The Center could grant infrastructure as well as industry status to new sectors to boost several industries affected by the pandemic in the coming months.
Industry insiders said that several sectors and sub-industries such as hospitality, automotive retail, specific digano installations and companies engaged in the installation of electric vehicle charging stations, among others, could obtain the status.
The infra beacon will allow these sectors to benefit from tax breaks, incentives and credits on lower interest rates.
“Sectors that are in the green or would need increased capital expenditure to help them weather the pandemic can be looked at from the perspective of an infrastructure sector,” said Jagannarayan Padmanabhan, Director and practice leader,
“Many sectors already identified also need sustained political momentum that will help them gain visibility both in terms of quantum and period of applicability.”
So far, activities associated with the laying of electricity and telecommunications transmission and distribution lines, roads, highways, railways and the construction of facilities such as hospitals, affordable housing , power generation units, water treatment plants, SEZs and certain types of hotels, among others, have been awarded. such status.
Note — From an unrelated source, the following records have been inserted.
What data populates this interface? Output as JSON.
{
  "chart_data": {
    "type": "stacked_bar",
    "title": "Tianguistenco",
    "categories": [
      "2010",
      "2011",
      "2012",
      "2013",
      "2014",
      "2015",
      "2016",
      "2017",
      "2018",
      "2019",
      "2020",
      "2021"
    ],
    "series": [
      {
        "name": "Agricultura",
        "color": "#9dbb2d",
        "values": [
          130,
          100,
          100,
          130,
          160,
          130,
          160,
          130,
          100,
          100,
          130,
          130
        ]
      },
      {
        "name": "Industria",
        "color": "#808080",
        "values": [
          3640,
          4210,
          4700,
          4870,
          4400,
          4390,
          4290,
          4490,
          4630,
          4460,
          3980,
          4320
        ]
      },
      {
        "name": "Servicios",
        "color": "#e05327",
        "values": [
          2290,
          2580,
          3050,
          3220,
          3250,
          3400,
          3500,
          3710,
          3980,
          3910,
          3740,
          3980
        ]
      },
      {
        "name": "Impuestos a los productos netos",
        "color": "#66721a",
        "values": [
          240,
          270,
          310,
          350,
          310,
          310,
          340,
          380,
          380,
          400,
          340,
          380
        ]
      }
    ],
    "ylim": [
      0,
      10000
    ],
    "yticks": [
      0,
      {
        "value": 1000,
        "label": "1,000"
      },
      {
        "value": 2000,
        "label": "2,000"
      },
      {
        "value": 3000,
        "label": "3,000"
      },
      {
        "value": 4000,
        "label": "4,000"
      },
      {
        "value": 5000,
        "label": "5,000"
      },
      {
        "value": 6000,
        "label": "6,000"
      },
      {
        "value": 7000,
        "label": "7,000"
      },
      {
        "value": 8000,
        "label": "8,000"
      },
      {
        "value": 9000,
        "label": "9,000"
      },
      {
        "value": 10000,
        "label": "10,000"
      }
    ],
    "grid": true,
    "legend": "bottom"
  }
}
In addition, these sectors are part of the harmonized master list of infrastructure sub-sectors. However, in April 2021, the Exhibition and Convention Center was included in the list.
“Given the focus on electric vehicles and the need for large investment in charging stations, if the government adds the sector to the infrastructure list, the benefits that will accrue will be significant,” Vishal said. Kotecha, Director,
“The infra beacon on the sectors increases the ability to raise funds, access to funds and dedicated lenders, foreign capital, lower interest rates, among others.”
In recent years, lenders have taken a serious hit on their books in order to meet the unique financing needs of the infrastructure sector. This required regulatory changes and government support from time to time.
“The pandemic has hit the retail, hospitality and automotive sectors hard and the need for credit and liquidity support is real and urgent,” said Vipula Sharma, Senior Director – Ratings and Head of – Infrastructure ratings,
“Any likely decision to reclassify lending to these sectors as infrastructure lending will allow banks to lend at concessional rates and over an extended period, giving the sectors time to recover from the three years of repeated extended shutdowns and rebuilding their activities also provide access to funds from a wider set of institutions and funds.”
Moreover, as the economy continues to recover from the protracted pandemic, the sustainability of the recovery is clearly the key objective of fiscal and monetary policy.
Therefore, the Center should focus not only on increasing public capital expenditure on infrastructure, but also on encouraging the private sector, including foreign players, to invest in the sector.
Recently, the Center has already taken an initiative to boost private sector investment spending through the
“We believe there is merit in considering the status of the ‘infrastructure sector’ for healthcare and the electric vehicle charging ecosystem. The criticality of adequate healthcare infrastructure across the country has significantly increased after the pandemic and the ‘infrastructure’ label can be extended to not only hospitals but also diagnostic centers,” said Suman Chowdhury, director of analytics, Acuity Ratings & Research.
“As for EVs, the government has started to provide cash subsidies for EV purchases, but the need of the hour is to build charging infrastructure in a rapid manner. The label ‘infrastructure’ can clearly helping to attract funds to the EV ecosystem.”